Het kon twee kanten op. Het hing erom. We hadden er zeker vijfentwintig jaar aan gewerkt. Daarom waren we van die oude mannen geworden. We waren geduldig. Zorgvuldig voorbereid. Langzaamaan kwam alles samen. De wereldorde moest anders. We wisten dat het kon, stapje voor stapje. Alles wat wetenschappelijk was onderuit halen. Tweespalt zaaien.
We voelden ons padvinders, kinderen in het bos. Een geheim genootschap. Een jongensclub. Niemand wist wat we aan het doen waren. Of nou ja wel eigenlijk. De truc is openlijk opereren.
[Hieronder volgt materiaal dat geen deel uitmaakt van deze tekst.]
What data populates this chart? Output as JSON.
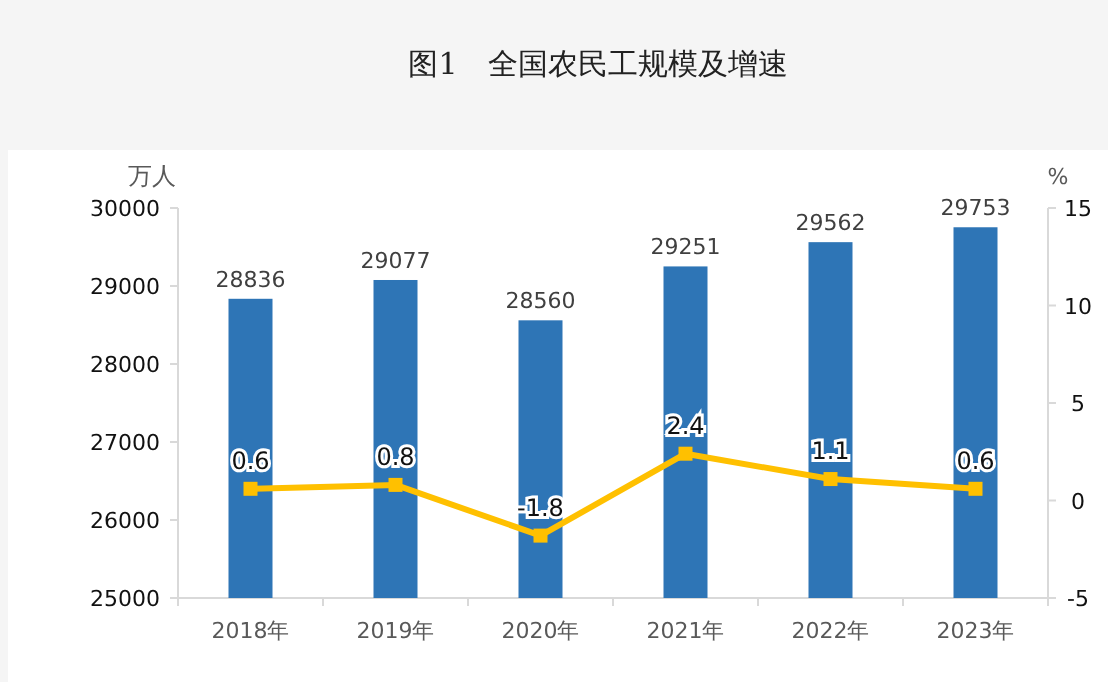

En goede woorden kiezen en die herhalen, woorden die blijven hangen. Nieuwe woorden. Taal die nooit iemand hoorde. Logica omdraaien. Feiten ontkennen.
We liepen op iedereen vooruit. We zaten overal in en onder en naast. We waren de buren. De spouwmuur. Je familie. De wasmachine. De luie stoel. Het kleed voor de haard. Een vriendelijke oom. De wortelkanaalbehandeling. Het begon allemaal met ernstige neusbloedingen.
Toen iedereen het eindelijk zag, het onder hun ogen had zien gebeuren, ik zweer het je, was het te laat. De pechvogels net niet laten creperen, wankel op de benen, maar nog wel overeind. Want anders was de lol er voor ons ook een beetje af.
Tot in de laatste vezel hebben we het gevoeld. Weinigen van ons leven nog. Maar genoten hebben we. Na ons de zondvloed.